BABALAR GÜNÜ
BABALAR GÜNÜ
“Haziran ayının üçüncü Pazar günü”
Değerli okur, annemiz ve babamız, bizim var oluşumuzun vazgeçilmez iki değerli varlığıdır. Onlar, bizi besleyip büyütmede, eğitmede bıkmadan, usanmadan emek harcarlar. Babamız; bizim için, annemiz, kardeşimiz için güven kaynağıdır. Annelerimiz de okulda, büroda, hastanede, fabrikada, tarlada, bahçede çalışırlar. Ailemizin bütçesine katkıda bulunurlar. Ancak çoğu kez babalarımızın gelir payı daha fazladır. Anne, baba ve çocuklardan oluşan çekirdek ailede babamız bizim güven duyduğumuz, örnek aldığımız kişidir.
Babamız işinde çalışır, eve yorgun gelir. Onun yorgunluğu bizi sağlıklı, neşeli görünce uçar, gider. İşinden dönünce bizi kucaklar sever üzüntülerimizi sevinçlerimizi paylaşır, onun yolunu dört gözle bekleriz. Ona kavuşunca tüm kaygılarımız yok olur. Babamız bizi parkta, bahçede gezdirir. Bizi bilgilendirir. Yaşamın sorularını, güçlüklerini, güzelliklerini bize örneklerle canlı olarak gösterir anlatır. Bize emeği geçen babamızın değerini biliriz ona saygımızı her zaman gösteririz. Okulda ki başarılarımızla babamızı mutlu kılarız. Onlara isteklerimizi onun imkanlarını göz önünde tutup gündeme getiririz.
Gücünü aşan isteklerimizi yerine getirememesi onu üzer. Bu nedenle babamızdan istediğimiz kitapları, eğlencelerimizi, gezilerimizi, tatillerimizi isterken ölçülü davranmalıyız. Babamız, zaten imkan elverince, isteklerimizi isteyerek yerine getirir. Bundan büyük mutluluk duyar.

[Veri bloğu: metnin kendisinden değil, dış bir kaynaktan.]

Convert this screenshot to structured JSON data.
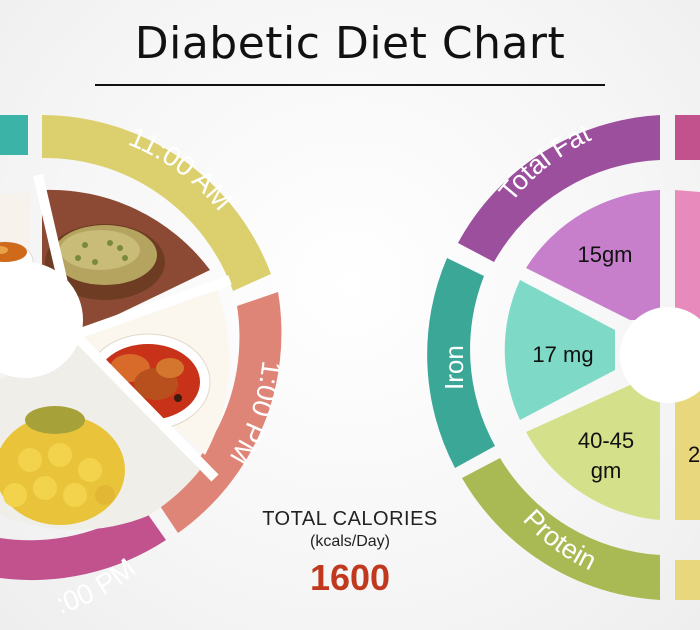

Bizim, babamıza karşı en büyük görevimiz: okulumuzda başarılı olmak, ileride iyi bir meslek edinmek,mutlu bir aile yuvası kurmamızdır. Biz babamızın emeklerini, beklentilerini asla boşa çıkarmayacağız. Onu çevresinde gururlandıracak, övüneceği başarılar kazanacağız.
Yaşlandığında, babamıza beklediği saygıyı ve ilgili göstereceğiz. Hastalandığında, sağlığına kavuşması için gereken her şeyi yapmaktan geri duymayacağız.
Babamız, emin olsun ki, onu çok seviyoruz. Onun bizim için çektiği sıkıntıları, yorgunlukları unutturacak başarılar elde edeceğiz. Babalar günün kutlu olsun, benim canım babacığım.
“İyi evlat babayı vezir eder; kötü evlat babayı rezil eder.” Sözünü yerine getiren bir değerli Türk evladından örnek veriyorum. Bu kişi Almanya’da doğan bir Türk ailesinin çocuğudur. 14 Haziran 2011, tarihli Akşam gazetesinin birinci sayfası. Başlık şöyle: “Bir Türk Dünya’ya Bedel” en parlak futbolcu 564 TL’lik Mesut ÖZİL Real Madrid’de forma giyen Mesut ÖZİL’ in Mancester United’in ünlü menajeri Alex Ferguson’un yukarıda ki yüksek para teklifini reddettiğini yazdı. Werder Bremen’den 15 Milyon Euro’ya transfer edilen Mesut, hem 17 kat değer kazandı, hem de dünyanın en pahalı oyuncusu ünvanını aldı. ( Bu Türk babası nasıl sevinmesin. Onun nezdinde bütün Türkler seviniyor. Bu çocuğumuzu Allah (c.c.) nazardan esirgesin. Ulu önder Atatürk yıllar önce bu sözü söylemişti. Hatırlatmamda fayda var.) İspanyol kulübü ile 6 yıllık sözleşmesi olan 22 yaşında ki Mesut için Real Madrid’in 25 Milyon Euro’luk bonservis şartı koydurduğu iddia edildi. İspanyol Marca gazetesi, “yaratıcılığı hızı ve asist vermekteki kolaylığıyla” Türk futbolcunun gelecek vaadeden futbolcuların başında geldiğini, Madrid için vazgeçilmez olduğunu yazdı.
Primer Ligin en büyüğü olan Mancester United’da oynamaya sıcak bakmayan Mesut “Madrid’de mutluyum” diyerek teklifi geri çevirdi. Mesutla ilgili haberi manşetine taşıyan Marca gazetesinde “Alex Ferguson, Mesut’un menejeri Reza Fazeli ile temasa geçti” ancak “Teşekkürler Mesut Real Madrid’de çok mutlu ayrılmayı düşünmüyor” diye yazdı.
Babadan oğula
Sevgili oğlum,
Bakma yüzümün fazla gülmediğine. Bilek gücümde, alın terimde sen varsın. Sana karşı duygularımı ancak: baba olduğun zaman anlarsın.
Sevgi ve saygılarımla
Türkiye’mize Milletvekili Seçiminin neticesi hayır, uğur getirsin. Başı dik olarak devletimiz ebediyete kadar yaşasın.